The material was well received, and he found it gave him a surety of his craft that helped him overcome his former shyness.
“What really gave me the confidence is when I started writing my own songs,” Carracino said. “I believed in them. These are my thoughts. These are my perceptions of someone I’m writing about. I didn’t have any stage fright [performing again] because I was doing my own material.”
That initial open-mic opened a door to Carracino. There he met several other singer-songwriters. He was introduced to a whole music community, artists such as Jacob Furr, Jeff Gibbons, Hillary Tibbs, and Steve Obermiller, who all now consider Carracino a peer. His new contemporaries urged him to record the moving story-songs they saw him perform. Songs like “Margaret,” written about a resident in a rest home, or “Was My Son Not Enough” about the brutal mass shooting in Maine, or “The Damage Done,” a dark tale of addiction and the loss suffered by those affected by it.

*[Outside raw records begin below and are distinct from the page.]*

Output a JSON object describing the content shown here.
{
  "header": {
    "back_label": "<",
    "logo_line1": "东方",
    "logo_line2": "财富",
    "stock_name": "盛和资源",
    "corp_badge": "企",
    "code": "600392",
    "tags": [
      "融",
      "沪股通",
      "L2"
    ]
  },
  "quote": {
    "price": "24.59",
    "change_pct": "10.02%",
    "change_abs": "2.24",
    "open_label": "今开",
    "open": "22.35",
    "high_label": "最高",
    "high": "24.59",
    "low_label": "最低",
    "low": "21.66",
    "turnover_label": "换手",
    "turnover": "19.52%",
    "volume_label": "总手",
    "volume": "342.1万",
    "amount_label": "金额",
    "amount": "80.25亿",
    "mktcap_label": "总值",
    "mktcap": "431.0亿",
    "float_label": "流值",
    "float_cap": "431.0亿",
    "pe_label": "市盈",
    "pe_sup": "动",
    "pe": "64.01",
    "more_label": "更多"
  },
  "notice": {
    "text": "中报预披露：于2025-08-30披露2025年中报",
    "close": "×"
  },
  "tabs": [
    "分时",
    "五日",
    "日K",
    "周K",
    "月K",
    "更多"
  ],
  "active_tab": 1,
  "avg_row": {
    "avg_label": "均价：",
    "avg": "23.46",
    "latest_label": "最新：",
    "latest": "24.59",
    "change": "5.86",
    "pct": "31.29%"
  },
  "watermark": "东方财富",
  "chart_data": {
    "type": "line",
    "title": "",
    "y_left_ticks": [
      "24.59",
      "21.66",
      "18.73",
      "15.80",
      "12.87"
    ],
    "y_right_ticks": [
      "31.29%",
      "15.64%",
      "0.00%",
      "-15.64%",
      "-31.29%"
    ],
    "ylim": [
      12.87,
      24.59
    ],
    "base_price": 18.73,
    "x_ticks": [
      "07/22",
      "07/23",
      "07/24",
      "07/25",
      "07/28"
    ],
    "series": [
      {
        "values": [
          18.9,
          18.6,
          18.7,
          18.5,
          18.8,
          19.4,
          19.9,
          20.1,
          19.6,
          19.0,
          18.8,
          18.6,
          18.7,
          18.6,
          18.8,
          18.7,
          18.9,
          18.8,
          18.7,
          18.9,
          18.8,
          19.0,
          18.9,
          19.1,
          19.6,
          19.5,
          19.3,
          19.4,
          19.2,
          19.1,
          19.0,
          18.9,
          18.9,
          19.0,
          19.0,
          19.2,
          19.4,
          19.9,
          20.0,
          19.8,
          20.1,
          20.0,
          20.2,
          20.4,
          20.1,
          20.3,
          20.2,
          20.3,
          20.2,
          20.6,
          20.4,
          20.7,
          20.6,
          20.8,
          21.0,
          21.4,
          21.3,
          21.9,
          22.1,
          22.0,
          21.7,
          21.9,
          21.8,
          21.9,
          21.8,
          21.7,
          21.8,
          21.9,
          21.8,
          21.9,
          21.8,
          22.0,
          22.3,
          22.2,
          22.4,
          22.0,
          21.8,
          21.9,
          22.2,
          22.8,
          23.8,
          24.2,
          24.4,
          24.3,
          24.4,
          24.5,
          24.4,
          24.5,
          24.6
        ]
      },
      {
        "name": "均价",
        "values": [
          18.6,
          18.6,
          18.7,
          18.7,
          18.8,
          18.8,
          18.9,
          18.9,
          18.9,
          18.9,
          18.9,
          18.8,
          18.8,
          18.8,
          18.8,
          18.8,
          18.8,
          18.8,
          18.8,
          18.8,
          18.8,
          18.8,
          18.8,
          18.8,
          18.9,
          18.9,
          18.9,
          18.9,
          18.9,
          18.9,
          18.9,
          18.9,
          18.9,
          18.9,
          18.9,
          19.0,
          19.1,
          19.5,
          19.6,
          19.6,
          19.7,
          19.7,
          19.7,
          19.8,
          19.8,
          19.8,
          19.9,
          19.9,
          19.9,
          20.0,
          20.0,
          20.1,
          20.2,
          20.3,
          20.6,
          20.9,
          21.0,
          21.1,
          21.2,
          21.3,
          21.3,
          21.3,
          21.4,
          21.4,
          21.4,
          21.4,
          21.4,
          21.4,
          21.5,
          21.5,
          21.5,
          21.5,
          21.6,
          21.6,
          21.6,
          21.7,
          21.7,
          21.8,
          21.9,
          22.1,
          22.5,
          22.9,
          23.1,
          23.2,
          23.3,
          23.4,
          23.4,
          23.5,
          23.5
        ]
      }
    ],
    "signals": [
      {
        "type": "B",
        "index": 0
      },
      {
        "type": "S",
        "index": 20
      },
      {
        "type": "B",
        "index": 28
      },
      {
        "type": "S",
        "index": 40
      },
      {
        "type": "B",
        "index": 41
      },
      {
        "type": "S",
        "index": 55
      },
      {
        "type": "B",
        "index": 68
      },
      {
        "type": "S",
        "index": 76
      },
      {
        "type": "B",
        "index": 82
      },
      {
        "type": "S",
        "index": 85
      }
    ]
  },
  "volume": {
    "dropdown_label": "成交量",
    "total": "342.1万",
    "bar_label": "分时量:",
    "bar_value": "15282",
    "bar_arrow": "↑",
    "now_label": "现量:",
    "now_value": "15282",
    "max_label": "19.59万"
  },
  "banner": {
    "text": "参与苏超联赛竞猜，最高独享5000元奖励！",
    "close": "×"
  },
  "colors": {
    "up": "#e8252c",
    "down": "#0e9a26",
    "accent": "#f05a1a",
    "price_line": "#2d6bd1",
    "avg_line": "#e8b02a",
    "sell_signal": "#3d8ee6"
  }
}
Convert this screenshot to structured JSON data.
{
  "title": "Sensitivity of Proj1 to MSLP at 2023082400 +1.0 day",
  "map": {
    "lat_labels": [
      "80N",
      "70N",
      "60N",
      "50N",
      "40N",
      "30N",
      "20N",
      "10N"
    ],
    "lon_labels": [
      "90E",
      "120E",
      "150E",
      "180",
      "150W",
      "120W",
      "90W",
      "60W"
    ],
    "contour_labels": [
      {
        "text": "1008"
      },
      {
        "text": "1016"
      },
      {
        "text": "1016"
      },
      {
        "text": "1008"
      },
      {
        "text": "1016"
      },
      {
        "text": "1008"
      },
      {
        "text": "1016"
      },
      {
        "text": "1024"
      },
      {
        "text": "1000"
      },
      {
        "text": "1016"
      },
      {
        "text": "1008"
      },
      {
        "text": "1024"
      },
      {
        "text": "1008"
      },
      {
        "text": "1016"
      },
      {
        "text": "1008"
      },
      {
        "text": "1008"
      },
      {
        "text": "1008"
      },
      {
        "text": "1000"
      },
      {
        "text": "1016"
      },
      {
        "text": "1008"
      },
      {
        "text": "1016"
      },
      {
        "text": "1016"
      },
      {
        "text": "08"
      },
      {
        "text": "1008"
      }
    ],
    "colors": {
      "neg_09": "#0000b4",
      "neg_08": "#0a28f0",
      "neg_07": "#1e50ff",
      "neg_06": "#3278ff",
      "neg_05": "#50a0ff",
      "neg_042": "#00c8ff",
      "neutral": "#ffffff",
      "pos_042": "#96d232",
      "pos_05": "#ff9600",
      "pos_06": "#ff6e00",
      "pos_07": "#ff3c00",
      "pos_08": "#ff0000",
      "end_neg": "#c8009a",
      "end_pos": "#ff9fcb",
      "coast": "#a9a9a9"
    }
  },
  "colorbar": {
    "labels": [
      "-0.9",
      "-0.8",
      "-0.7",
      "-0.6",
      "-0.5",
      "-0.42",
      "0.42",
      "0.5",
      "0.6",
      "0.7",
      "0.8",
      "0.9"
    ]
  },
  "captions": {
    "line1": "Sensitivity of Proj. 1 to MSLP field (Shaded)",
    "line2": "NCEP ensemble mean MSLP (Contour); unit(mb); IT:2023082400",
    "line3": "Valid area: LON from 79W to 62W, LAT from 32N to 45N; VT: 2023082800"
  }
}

Another encounter within the musical community led to Carracino finding an opportunity to actually document his songs for the first time. After attending the grand opening of Blackstone Recording Studios, new homebase for engineer Mark Randall (Eric Osbourne, Cameron Smith), Carracino received a voucher for half-off an afternoon recording session, which he eagerly cashed in. With Randall at the helm, Carracino tracked 13 of Dream’s 15 songs in February of last year, finishing the other two a couple months later.
As it always has with Carracino, it comes back to the people he’s met along the way.
“I owe a lot to many of the musicians I’ve met along the way over the last couple of years,” he said. “So many of them encouraged me to record these songs and get them out there, and I’m really pleased that I did.”